Final do século XI, expedições militares foram organizadas pelas potências cristãs européias, com o objetivo declarado de combater o domínio islâmico na chamada Terra Santa, reconquistando Jerusalém e outros lugares por onde Jesus teria passado em vida. A empreitada constituía em uma mistura de guerra, peregrinação e penitência: os guerreiros cruzados, conhecidos também como “peregrinos penitentes”, acreditavam que seus pecados seriam perdoados, caso completassem a jornada e cumprissem a missão divina de libertar locais sagrados, como a Igreja do Santo Sepulcro. Esses cavaleiros e soldados tinham como símbolo a cruz, bordada no manto que usavam – daí o nome com que ficaram conhecidos. Seus motivos não eram, porém, exclusivamente religiosos. Mercadores emergentes viram nas Cruzadas uma oportunidade de ampliar seus negócios, abrindo novos mercados e obtendo lucro ao abastecer os exércitos que atravessavam a Europa a caminho do Oriente.

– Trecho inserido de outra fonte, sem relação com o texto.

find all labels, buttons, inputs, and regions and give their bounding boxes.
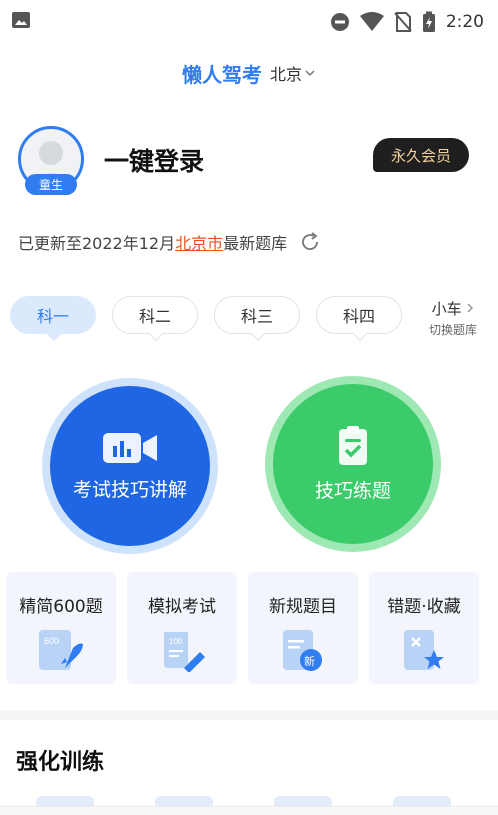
level-badge: 童生 — [25, 174, 77, 195]
wifi-icon — [359, 12, 384, 31]
question-bank-update-status: 已更新至2022年12月 北京市 最新题库 — [18, 230, 321, 254]
new-rules-doc-icon: 新 — [283, 630, 322, 671]
exam-paper-pencil-icon: 100 — [164, 632, 205, 672]
practice-tips-button[interactable]: 技巧练题 — [265, 376, 441, 552]
tab-pointer — [352, 326, 368, 342]
section-divider — [0, 710, 498, 720]
tab-label: 科三 — [240, 307, 273, 326]
tab-label: 科四 — [342, 307, 375, 326]
one-tap-login-button[interactable]: 一键登录 — [104, 142, 204, 178]
subject-tabs: 科一 科二 科三 科四 小车 切换题库 — [10, 296, 490, 342]
video-chart-icon — [103, 432, 157, 463]
update-suffix: 最新题库 — [223, 234, 288, 253]
app-title: 懒人驾考 — [181, 62, 262, 87]
vip-button[interactable]: 永久会员 — [373, 138, 469, 172]
vehicle-label: 小车 — [431, 300, 462, 318]
wrong-star-doc-icon — [404, 630, 444, 670]
avatar[interactable]: 童生 — [18, 126, 84, 195]
city-label: 北京 — [269, 65, 302, 84]
tab-subject-1[interactable]: 科一 — [10, 296, 96, 342]
card-title: 错题·收藏 — [387, 597, 461, 617]
clock-time: 2:20 — [445, 12, 484, 32]
section-title: 强化训练 — [16, 750, 105, 775]
card-mock-exam[interactable]: 模拟考试 100 — [127, 572, 237, 684]
checklist-icon — [339, 425, 367, 465]
chevron-right-icon — [467, 303, 474, 313]
tab-subject-3[interactable]: 科三 — [214, 296, 300, 342]
do-not-disturb-icon — [330, 13, 349, 31]
switch-bank-label: 切换题库 — [428, 323, 477, 337]
exam-tips-label: 考试技巧讲解 — [72, 478, 187, 501]
app-header: 懒人驾考 北京 — [0, 56, 498, 90]
card-new-rules[interactable]: 新规题目 新 — [248, 572, 358, 684]
tab-label: 科一 — [36, 307, 69, 326]
card-title: 精简600题 — [19, 597, 103, 617]
practice-tips-circle: 技巧练题 — [273, 384, 433, 544]
card-title: 模拟考试 — [148, 597, 216, 617]
image-notification-icon — [12, 12, 30, 28]
status-bar: 2:20 — [0, 0, 498, 44]
vehicle-label-row: 小车 — [418, 298, 488, 319]
chevron-down-icon — [305, 70, 315, 77]
vehicle-switch-button[interactable]: 小车 切换题库 — [418, 298, 488, 338]
card-wrong-favorites[interactable]: 错题·收藏 — [369, 572, 479, 684]
tab-label: 科二 — [138, 307, 171, 326]
rocket-600-icon: 600 — [39, 630, 83, 670]
bottom-nav-edge — [0, 806, 498, 815]
battery-charging-icon — [422, 11, 435, 32]
card-title: 新规题目 — [269, 597, 337, 617]
practice-tips-label: 技巧练题 — [314, 479, 391, 502]
card-simplified-600[interactable]: 精简600题 600 — [6, 572, 116, 684]
no-sim-icon — [394, 12, 412, 32]
update-prefix: 已更新至2022年12月 — [18, 234, 176, 253]
svg-text:600: 600 — [44, 636, 59, 646]
feature-cards: 精简600题 600 模拟考试 100 新规题目 新 错题·收藏 — [6, 572, 492, 684]
exam-tips-circle: 考试技巧讲解 — [50, 386, 210, 546]
tab-pointer — [46, 326, 62, 342]
tab-subject-2[interactable]: 科二 — [112, 296, 198, 342]
exam-tips-button[interactable]: 考试技巧讲解 — [42, 378, 218, 554]
svg-text:新: 新 — [304, 654, 315, 668]
tab-pointer — [250, 326, 266, 342]
refresh-icon[interactable] — [299, 231, 321, 253]
city-selector[interactable]: 北京 — [270, 61, 316, 85]
tab-subject-4[interactable]: 科四 — [316, 296, 402, 342]
update-city-link[interactable]: 北京市 — [175, 230, 223, 254]
tab-pointer — [148, 326, 164, 342]
svg-text:100: 100 — [169, 637, 183, 646]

Outro objetivo era unificar as forças da cristandade, divididas por guerras internas, concentrar suas energias contra um inimigo comum, os chamados “infiéis muçulmanos”. Nesse período de quase dois séculos, oito Cruzadas foram lançadas, embora duas delas jamais tenham chegado a Jerusalém. A cruzada em que fiz parte foi a Quarta Cruzada que se desviou do objetivo original para atacar os cristãos ortodoxos de Constantinopla – que não reconheciam a autoridade do Papa, saqueando a cidade e praticando muitas barbaridades com as pessoas que nós achávamos indignas.  Já não importava mais a missão religiosa na qual iniciamos nossa jornada, um grupo dentre nós se transformou em bárbaros, insensíveis e cruéis, cada um com um objetivo específico. Eu, um dos militares mais importantes, dava as ordens. Meu grupo foi designado a procurar tesouros perdidos e tesouros de terras que achávamos nos pertencer. Por muito tempo a missão era o ouro, porém depois, matar, subjugar e dominar também nos agradavam. Foram anos de lutas pelos nossos próprios objetivos, mas já cansados de tantas batalhas, precisávamos de nos recuperar e repousar por um tempo, pois, mesmo sendo bárbaros, também cansávamos de tanto sangue. Depois de caminhar por alguns dias no deserto, avistamos uma vila distante da cidade e lá fomos repousar, pretendíamos atacar. Ao chegarmos na Vila observamos que era simples, pouco mais de 200 habitantes, todos camponeses analfabetos e com poucos recursos para viver, não teríamos nenhum ganho atacando aqueles infelizes.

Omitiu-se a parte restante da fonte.